As far as finding a solution that will get previously capable and functioning hyperbaric programs back in the business of taking care of the sickest patients, adequate funding is obviously imperative. Finding the will for that is the challenge. The best solution may be to improve the capacity for care at enough centers offering monoplace and/or multiplace chambers to avoid the “last man standing” scenario, which represents a dangerous form of musical chairs. Consider a letter to the editor2 recently written by Julio R. Garcia, BSN, RN, CHT, ACHRN, program director of the HBOT facility at Springhill Medical Center, Mobile, AL, who has been busy caring for diving emergencies among patients living in the Gulf Coast of Florida. Some of these accidents involve victims of complex diving profiles with mixed gases, including trimix and nitrox, with long exposures in the fresh water of cave systems or deep-sea water wrecks offshore. Currently, there are no other facilities north of Florida’s Orlando Regional Medical Center to manage the recompression and treatment of these patients due to the closure of other facilities in the state.

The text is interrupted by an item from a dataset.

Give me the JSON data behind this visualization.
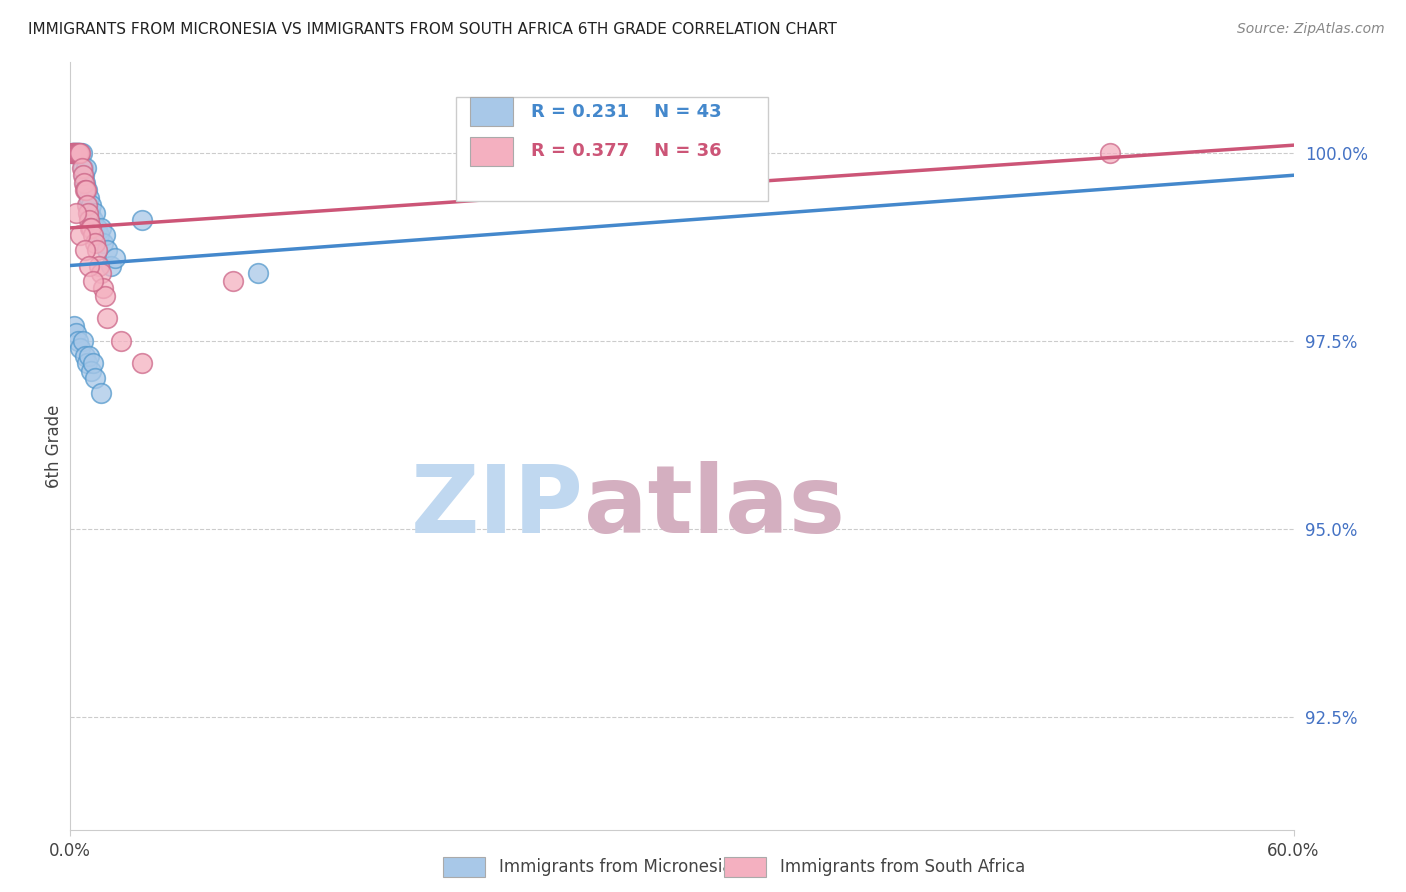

Imagining what could be done if that will is realized and all hyperbaric providers could expand the value of their care for their communities is the fuel needed to generate a return to proper care for these patients. “Kicking the can down the road” should no longer be tolerated by us or our patients. Board certification in hyperbaric medicine is helpful in knowing the needed skills to engage in the care of a patient who is restored with as few as 1-4 treatments. No clinician is an island in this endeavor. Staffs of trained, certified personnel who are motivated by the best medical outcomes for patients, in or out of their chambers and who collaborate on decisions related to patient care can bring a force stronger than the limitations imposed by delay in treatment, allowing all clinicians the pleasure of knowing that we are all living up to the goals we set when we entered the world of hyperbaric medicine.
William T. Kepper is medical director of the hyperbaric department at Capital Regional Medical Center, Tallahassee, FL.
1. Clarke D. Divers losing access to emergency care. Alert Diver. 2012. Accessed online at www.alertdiver.com/emergency_care.
2. Garcia J. State of emergency in hyperbaric medicine: A clear and present danger. Wound Care & Hyperbaric Medicine. 2011; 2(3)9-12.